Experts say more could be done to guard against these attacks, both in Wisconsin and nationally.

Kennedy, the former Wisconsin election official, said he saw voting machine vendors as the biggest vulnerabil­ity for the state’s system, noting that some local clerks still rely on private companies with security measures in place that are less clear than those required of clerks.

These vendors help prepare ballot updates that are physically loaded onto machines and provide at least a potential point of entry for malicious code.

“That’s where we really need to focus,” Kennedy said.

University of Michigan computer scientist J. Alex Halderman wrote in a November 2016 column that he and his students have reprogramm­ed voting machines in a lab to spit out false electoral results.

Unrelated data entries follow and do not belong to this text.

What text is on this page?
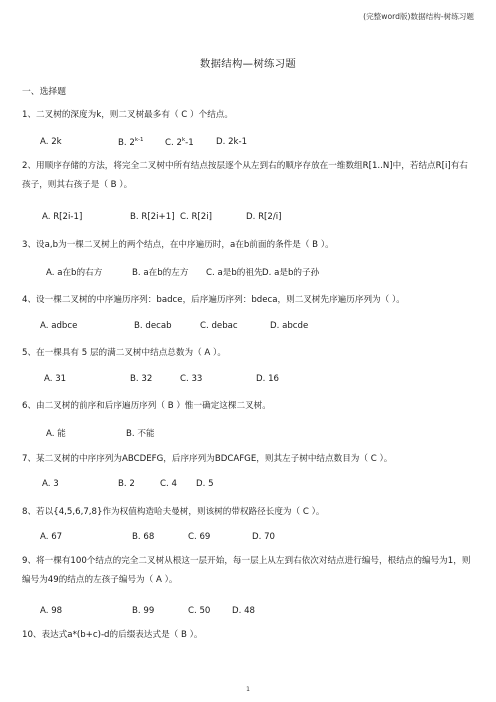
(完整word版)数据结构-树练习题
数据结构—树练习题
一、选择题
1、二叉树的深度为k，则二叉树最多有（ C ）个结点。
A. 2k	B. 2$^{k-1}$	C. 2$^k$-1	D. 2k-1
2、用顺序存储的方法，将完全二叉树中所有结点按层逐个从左到右的顺序存放在一维数组R[1..N]中，若结点R[i]有右孩子，则其右孩子是（ B ）。
A. R[2i-1]	B. R[2i+1] C. R[2i]	D. R[2/i]
3、设a,b为一棵二叉树上的两个结点，在中序遍历时，a在b前面的条件是（ B ）。
A. a在b的右方	B. a在b的左方 C. a是b的祖先 D. a是b的子孙
4、设一棵二叉树的中序遍历序列：badce，后序遍历序列：bdeca，则二叉树先序遍历序列为（ ）。
A. adbce	B. decab	C. debac	D. abcde
5、在一棵具有 5 层的满二叉树中结点总数为（ A ）。
A. 31	B. 32	C. 33	D. 16
6、由二叉树的前序和后序遍历序列（ B ）惟一确定这棵二叉树。
A. 能	B. 不能
7、某二叉树的中序序列为ABCDEFG，后序序列为BDCAFGE，则其左子树中结点数目为（ C ）。
A. 3	B. 2	C. 4 D. 5
8、若以{4,5,6,7,8}作为权值构造哈夫曼树，则该树的带权路径长度为（ C ）。
A. 67	B. 68	C. 69	D. 70
9、将一棵有100个结点的完全二叉树从根这一层开始，每一层上从左到右依次对结点进行编号，根结点的编号为1，则编号为49的结点的左孩子编号为（ A ）。
A. 98	B. 99	C. 50	D. 48
10、表达式a*(b+c)-d的后缀表达式是（ B ）。
1
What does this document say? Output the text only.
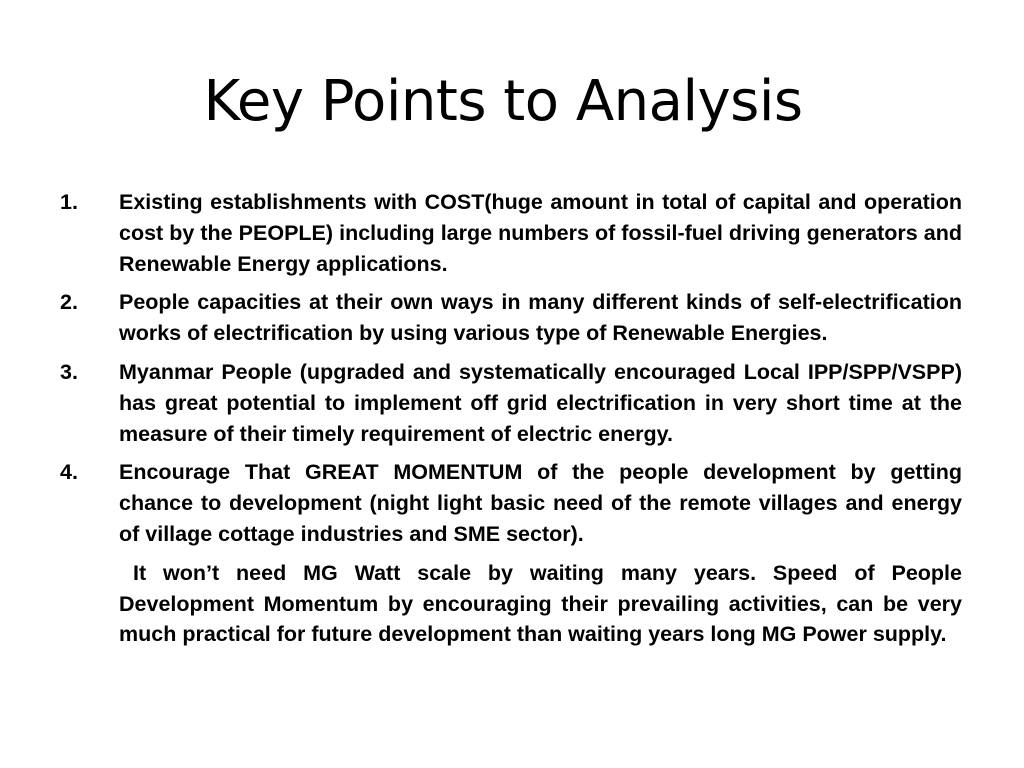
Key Points to Analysis
1.	Existing establishments with COST(huge amount in total of capital and operation cost by the PEOPLE) including large numbers of fossil-fuel driving generators and Renewable Energy applications.
2.	People capacities at their own ways in many different kinds of self-electrification works of electrification by using various type of Renewable Energies.
3.	Myanmar People (upgraded and systematically encouraged Local IPP/SPP/VSPP) has great potential to implement off grid electrification in very short time at the measure of their timely requirement of electric energy.
4.	Encourage That GREAT MOMENTUM of the people development by getting chance to development (night light basic need of the remote villages and energy of village cottage industries and SME sector).
It won’t need MG Watt scale by waiting many years. Speed of People Development Momentum by encouraging their prevailing activities, can be very much practical for future development than waiting years long MG Power supply.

“Many states continue to use machines that are known to be insecure — sometimes with software that is a decade or more out of date — because they simply don’t have the money to replace those machines,” wrote Halderman, who served as an expert witness for the Stein campaign in Wisconsin.

James Norton, a former U.S. Homeland Security official in then President George W. Bush’s administra­tion, said states and the federal government need to respond to these latest threats with the kind of comprehens­ive effort seen in the 2002 Help American Vote Act, a response to the problems in the 2000 presidenti­al election.

Governors around the country need to push for action from Congress, which has done little on its own to address the issue, said Norton, who is now a cyber security consultant and lecturer at Johns Hopkins University.

“The trouble with cyber security is there really isn’t anyone in charge,” he said.